Depois do vergonhosa comédia que constituiu o interrogatório
a que foi submetido no dia 4 de março, Lula repôs sua mitologia em ação.
Elizabeth Carvalho // www.cartamaior.com.br
Que fantasma é esse, que dissemina nas multidões do Brasil
um ódio jamais visto em sua história, que achincalha um ex-presidente que é a
própria imagem de seu povo, reconhecido internacionalmente como uma das mais
importantes figuras políticas do século XXI? Que fantasma é esse, que insufla
nas ruas um coro imoral de ofensas a uma mulher eleita pela segunda vez para
presidir o país pelo voto popular? Serão de fato os três milhões de brasileiros
enraivecidos e grosseiros que descem de seus prédios cercados de grades e
seguranças ,exibindo um falso orgulho nacional, representantes dos 220 milhões de cidadãos, de quem estão
roubando o direito inalienável de amar o Brasil?
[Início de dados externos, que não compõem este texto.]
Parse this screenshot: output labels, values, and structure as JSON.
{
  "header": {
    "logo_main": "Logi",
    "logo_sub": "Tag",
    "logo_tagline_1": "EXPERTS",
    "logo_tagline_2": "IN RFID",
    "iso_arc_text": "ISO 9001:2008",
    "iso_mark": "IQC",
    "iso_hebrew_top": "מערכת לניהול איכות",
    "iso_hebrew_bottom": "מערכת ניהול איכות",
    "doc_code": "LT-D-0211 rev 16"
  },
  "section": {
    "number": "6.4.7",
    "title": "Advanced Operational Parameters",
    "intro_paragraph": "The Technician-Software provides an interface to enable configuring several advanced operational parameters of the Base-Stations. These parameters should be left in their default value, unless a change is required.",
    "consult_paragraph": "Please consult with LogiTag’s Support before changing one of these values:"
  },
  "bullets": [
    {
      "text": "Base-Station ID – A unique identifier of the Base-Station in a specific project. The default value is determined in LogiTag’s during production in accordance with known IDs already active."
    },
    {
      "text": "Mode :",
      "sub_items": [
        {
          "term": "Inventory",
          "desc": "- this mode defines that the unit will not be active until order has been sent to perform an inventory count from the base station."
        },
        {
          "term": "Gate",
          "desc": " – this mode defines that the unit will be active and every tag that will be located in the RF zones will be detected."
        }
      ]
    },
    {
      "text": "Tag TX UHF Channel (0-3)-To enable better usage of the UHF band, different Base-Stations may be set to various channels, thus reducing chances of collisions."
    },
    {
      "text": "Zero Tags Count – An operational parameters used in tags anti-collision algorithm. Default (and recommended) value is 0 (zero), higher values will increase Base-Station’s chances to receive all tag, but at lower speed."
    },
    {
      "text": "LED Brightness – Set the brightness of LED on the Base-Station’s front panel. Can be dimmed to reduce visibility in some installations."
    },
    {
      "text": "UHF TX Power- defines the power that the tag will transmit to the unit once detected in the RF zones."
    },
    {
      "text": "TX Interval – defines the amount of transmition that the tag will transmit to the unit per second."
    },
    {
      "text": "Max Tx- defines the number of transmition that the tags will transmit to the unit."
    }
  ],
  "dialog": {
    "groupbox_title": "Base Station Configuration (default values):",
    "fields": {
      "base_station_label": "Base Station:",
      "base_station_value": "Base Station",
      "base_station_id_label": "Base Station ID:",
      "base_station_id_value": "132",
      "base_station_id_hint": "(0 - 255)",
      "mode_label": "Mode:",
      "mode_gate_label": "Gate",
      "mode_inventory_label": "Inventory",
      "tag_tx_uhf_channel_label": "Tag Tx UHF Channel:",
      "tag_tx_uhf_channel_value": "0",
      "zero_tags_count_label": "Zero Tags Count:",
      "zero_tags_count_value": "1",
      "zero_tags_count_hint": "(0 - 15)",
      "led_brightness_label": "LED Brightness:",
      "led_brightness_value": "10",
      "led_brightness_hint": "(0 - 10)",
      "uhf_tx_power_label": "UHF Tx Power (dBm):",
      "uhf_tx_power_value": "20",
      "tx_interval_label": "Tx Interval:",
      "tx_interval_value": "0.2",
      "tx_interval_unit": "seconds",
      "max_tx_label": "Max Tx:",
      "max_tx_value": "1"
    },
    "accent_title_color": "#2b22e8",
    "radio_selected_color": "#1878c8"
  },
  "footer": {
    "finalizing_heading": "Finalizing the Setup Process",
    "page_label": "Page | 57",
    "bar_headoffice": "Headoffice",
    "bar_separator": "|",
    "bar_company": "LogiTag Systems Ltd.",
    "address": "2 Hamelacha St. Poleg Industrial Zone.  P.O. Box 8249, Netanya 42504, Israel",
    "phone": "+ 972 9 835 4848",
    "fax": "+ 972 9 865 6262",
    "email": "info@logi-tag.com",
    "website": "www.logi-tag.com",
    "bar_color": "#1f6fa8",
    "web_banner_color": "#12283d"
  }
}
Este país gigante, que ocupa metade do mapa da América do
Sul, continua sendo marcado por dramáticas rupturas nos breves momentos de
avanço em sua narrativa histórica.
Enfrenta mais uma vez o ciclo inevitável das dores de parto que
preconizam mais uma nova etapa de sua complexa conjuntura política. Dentro de pouco tempo, será possível dizer
se essa nova etapa poderá levar a um
salto em direção ao futuro, ou a um mergulho no abismo escuro do
retrocesso. As manifestações de 13 de
março de 2016 não apontam no melhor caminho.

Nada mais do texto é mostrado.